I’ve been getting the FOFH sparkle in my hair for years, and people freak when they notice it. It seemed like a good idea (at the time) to learn how, and offer this service in Costa Rica. Probably would only take a couple of weeks, right?
Wrong. Instead of earning my wings, I was gifted instead with a heaping spoonful of humble pie.
Let me put it this way: say you wanted to grow up and be an Italian teacher. You loved pasta. You loved Fellini movies. You’ve read every history book about the Fall of Rome. And yet, when it came time to learn the language, it just didn’t stick.
So you tried even harder. And still, not so good. And again. And still, not good.
The company was incredibly nurturing and supportive. It was me, I, Bridget, who finally hitched up my courage to the sticking post and offered up the truth: I truly suck at this.
(And just to give this example, in case you remain unconvinced: My daughter-in-law, Kiara, learned how to do this in one weekend. She’s already on her way to being a top New York fairy!)
So here I am. A fairy school dropout.
All of this is to say that when I let go of that dream, and embraced the reality of what I’m good at and what I’m not, writing rushed back in like a warm breeze.
“How could you let me go?” asked the muse. “This isn’t just what you do, it’s who you are.” And she put her hand in mine once more.
Looking over some of the things I’ve previously shared here, stories from the open wound when writing was the only analgesic that took away the pain, I feel shame.
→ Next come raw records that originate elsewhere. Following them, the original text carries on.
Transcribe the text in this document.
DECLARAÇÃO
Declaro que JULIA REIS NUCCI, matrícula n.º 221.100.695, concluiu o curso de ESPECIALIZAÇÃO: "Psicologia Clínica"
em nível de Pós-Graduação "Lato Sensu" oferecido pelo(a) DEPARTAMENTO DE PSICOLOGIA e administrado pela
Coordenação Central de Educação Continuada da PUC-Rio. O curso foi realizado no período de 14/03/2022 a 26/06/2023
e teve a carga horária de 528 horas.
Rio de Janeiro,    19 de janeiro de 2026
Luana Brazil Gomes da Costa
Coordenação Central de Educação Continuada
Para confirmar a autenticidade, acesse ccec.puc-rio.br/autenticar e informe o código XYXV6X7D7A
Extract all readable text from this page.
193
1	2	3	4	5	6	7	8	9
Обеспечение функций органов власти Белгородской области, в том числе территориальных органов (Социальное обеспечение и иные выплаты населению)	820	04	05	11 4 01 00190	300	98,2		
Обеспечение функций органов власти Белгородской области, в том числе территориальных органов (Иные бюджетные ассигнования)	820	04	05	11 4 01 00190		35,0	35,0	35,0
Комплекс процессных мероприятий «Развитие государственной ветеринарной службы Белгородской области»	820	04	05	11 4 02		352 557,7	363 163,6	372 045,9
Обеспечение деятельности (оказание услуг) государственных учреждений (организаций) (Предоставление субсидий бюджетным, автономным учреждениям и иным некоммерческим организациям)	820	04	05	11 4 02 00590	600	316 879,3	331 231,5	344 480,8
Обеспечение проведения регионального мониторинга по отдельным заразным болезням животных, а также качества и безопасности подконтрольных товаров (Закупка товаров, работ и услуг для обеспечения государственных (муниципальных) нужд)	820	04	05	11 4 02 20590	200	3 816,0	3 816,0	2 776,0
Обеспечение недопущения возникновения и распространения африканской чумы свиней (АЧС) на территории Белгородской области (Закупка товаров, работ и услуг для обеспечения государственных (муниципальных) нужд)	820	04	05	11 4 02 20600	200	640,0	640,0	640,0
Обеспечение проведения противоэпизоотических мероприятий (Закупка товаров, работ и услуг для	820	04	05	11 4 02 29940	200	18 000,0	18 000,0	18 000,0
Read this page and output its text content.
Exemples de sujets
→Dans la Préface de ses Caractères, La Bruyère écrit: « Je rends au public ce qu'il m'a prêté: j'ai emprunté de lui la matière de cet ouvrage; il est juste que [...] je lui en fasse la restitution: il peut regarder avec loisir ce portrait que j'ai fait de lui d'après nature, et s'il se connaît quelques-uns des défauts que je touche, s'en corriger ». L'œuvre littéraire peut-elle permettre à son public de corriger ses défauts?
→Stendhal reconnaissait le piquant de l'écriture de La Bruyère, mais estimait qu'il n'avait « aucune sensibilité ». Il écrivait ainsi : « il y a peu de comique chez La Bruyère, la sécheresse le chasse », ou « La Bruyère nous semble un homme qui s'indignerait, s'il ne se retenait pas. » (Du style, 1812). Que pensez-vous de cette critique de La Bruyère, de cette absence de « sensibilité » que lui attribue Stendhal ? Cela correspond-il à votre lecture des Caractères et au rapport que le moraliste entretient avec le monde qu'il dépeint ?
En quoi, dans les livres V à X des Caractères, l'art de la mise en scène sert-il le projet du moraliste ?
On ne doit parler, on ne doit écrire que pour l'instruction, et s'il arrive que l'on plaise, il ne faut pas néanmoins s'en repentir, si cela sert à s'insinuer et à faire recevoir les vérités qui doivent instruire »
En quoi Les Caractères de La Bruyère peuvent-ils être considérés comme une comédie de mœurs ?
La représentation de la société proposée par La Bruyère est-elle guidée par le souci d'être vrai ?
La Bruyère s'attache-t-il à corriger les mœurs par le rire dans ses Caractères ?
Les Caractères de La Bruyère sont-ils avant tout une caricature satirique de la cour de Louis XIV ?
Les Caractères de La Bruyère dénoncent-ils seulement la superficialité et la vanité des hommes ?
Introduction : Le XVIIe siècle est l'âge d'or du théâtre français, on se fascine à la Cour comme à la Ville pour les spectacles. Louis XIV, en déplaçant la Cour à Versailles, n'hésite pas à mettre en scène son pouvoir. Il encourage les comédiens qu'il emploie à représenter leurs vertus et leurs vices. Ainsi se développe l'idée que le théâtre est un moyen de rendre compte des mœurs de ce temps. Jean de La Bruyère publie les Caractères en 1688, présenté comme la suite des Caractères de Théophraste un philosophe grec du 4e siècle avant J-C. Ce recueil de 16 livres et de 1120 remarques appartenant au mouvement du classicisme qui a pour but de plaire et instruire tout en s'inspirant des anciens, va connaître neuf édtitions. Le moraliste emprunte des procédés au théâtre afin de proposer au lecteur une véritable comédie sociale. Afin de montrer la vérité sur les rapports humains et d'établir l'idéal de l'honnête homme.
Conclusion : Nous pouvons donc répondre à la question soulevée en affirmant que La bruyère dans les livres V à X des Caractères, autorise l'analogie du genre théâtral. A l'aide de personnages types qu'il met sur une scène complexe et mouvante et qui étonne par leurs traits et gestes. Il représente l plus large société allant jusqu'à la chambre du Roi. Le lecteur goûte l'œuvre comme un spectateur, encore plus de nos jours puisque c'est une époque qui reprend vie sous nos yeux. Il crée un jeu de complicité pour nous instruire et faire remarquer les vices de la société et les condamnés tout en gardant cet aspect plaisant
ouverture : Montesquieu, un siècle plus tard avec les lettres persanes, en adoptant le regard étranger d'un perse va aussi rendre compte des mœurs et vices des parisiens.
Some of it isn’t very good, but I needed to spew it out to let out the toxins dissipate. Most of the time, at the beginning, there wasn’t even a choice. It had to get out of me.
But from the depths of my despair, I produced some 80,000 words.
And now I need to mix together something that might be helpful to others. A dash of this one, a little of that, creating a cocktail of creativity that might be just the medicine someone else could use.
Stay tuned.





Good to read you. Lu miss u
Truly miss writing with you and Lucy. It was always a bright part of my week. And I've found out many times things I'm not good at. I can paint a wall but don't let me near the edges!